Bayangkan tidur lelap namun tiba-tiba terbangun karena kehabisan napas—itulah yang dialami penderita Obstructive Sleep Apnea (OSA). Kondisi ini terjadi ketika saluran napas bagian atas tersumbat berulang kali selama tidur, menyebabkan napas terhenti sementara.
Gejalanya tidak selalu disadari oleh penderitanya. Pasangan tidur atau anggota keluarga sering menjadi saksi mendengkur keras disertai henti napas. Penderita OSA biasanya bangun dengan mulut kering, sakit kepala, dan tetap merasa lelah meski sudah tidur lama. Jika dibiarkan, OSA meningkatkan risiko tekanan darah tinggi, penyakit jantung, dan stroke.
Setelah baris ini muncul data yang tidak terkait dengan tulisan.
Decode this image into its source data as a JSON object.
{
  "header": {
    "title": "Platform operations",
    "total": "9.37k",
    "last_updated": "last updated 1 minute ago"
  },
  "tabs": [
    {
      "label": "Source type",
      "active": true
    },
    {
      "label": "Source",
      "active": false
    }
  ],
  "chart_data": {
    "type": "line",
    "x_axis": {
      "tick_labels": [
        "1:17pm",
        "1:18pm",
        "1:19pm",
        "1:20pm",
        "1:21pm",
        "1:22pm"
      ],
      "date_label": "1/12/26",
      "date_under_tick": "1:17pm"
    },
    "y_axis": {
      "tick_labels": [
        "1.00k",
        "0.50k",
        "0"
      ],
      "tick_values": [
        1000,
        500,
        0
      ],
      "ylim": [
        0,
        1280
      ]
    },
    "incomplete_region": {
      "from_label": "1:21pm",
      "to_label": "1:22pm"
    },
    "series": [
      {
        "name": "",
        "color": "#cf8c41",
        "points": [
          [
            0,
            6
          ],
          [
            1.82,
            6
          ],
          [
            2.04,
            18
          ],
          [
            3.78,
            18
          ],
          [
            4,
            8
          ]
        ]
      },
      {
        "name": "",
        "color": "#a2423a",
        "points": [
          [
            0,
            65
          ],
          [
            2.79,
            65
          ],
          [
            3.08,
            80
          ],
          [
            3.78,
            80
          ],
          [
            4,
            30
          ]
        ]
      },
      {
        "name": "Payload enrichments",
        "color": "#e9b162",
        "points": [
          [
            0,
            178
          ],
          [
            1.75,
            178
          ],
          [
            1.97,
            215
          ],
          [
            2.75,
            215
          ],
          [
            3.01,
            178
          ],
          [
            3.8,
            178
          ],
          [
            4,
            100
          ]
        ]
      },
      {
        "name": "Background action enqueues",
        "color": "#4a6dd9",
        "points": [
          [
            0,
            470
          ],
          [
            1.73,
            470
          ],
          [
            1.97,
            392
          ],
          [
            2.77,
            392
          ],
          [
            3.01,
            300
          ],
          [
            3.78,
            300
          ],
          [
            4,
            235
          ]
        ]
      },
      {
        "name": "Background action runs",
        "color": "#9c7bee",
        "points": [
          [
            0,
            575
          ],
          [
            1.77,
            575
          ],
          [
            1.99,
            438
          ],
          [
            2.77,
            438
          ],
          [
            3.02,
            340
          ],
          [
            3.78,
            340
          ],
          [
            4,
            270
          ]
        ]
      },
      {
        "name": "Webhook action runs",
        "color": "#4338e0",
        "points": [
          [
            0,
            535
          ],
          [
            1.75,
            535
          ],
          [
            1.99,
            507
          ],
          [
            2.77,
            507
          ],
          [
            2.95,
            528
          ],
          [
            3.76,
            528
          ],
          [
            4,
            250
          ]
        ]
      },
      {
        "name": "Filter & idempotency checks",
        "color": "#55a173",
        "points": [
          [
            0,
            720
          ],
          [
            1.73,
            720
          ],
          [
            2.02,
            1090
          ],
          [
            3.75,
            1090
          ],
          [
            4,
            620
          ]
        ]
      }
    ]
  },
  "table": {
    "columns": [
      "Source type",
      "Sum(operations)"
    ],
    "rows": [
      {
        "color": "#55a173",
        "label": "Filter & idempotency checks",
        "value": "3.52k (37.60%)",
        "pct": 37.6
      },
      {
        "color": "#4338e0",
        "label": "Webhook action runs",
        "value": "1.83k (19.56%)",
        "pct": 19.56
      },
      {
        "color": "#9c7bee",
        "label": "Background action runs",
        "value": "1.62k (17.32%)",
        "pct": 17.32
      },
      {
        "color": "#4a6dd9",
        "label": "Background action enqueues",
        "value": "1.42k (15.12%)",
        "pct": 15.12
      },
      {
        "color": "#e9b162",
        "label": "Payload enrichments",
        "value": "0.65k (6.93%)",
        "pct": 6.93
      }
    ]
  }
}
Faktor risiko OSA meliputi obesitas, struktur rahang yang sempit, pembesaran amandel, serta konsumsi alkohol atau obat penenang sebelum tidur. Diagnosis biasanya dilakukan dengan pemeriksaan tidur (polisomnografi) yang memantau pola napas, kadar oksigen, dan aktivitas otak.
Penanganannya bisa berupa perubahan gaya hidup (menurunkan berat badan, menghindari tidur telentang), penggunaan alat bantu napas seperti CPAP (Continuous Positive Airway Pressure), hingga tindakan bedah untuk memperlebar saluran napas.
Gangguan tidur ini bukan hanya masalah tidur—ia dapat merenggut kualitas hidup dan membahayakan kesehatan jangka panjang. Mengetahui tanda-tanda OSA dan mencari penanganan sejak dini adalah langkah penting menuju tidur yang sehat dan hidup yang lebih panjang.
Referensi:
- Epstein LJ, Kristo D, et al. Clinical guideline for the evaluation, management and long-term care of obstructive sleep apnea in adults. J Clin Sleep Med. 2009;5(3):263–276.
- Young T, Peppard PE, et al. Epidemiology of obstructive sleep apnea: a population health perspective. Am J Respir Crit Care Med. 2002;165:1217–1239.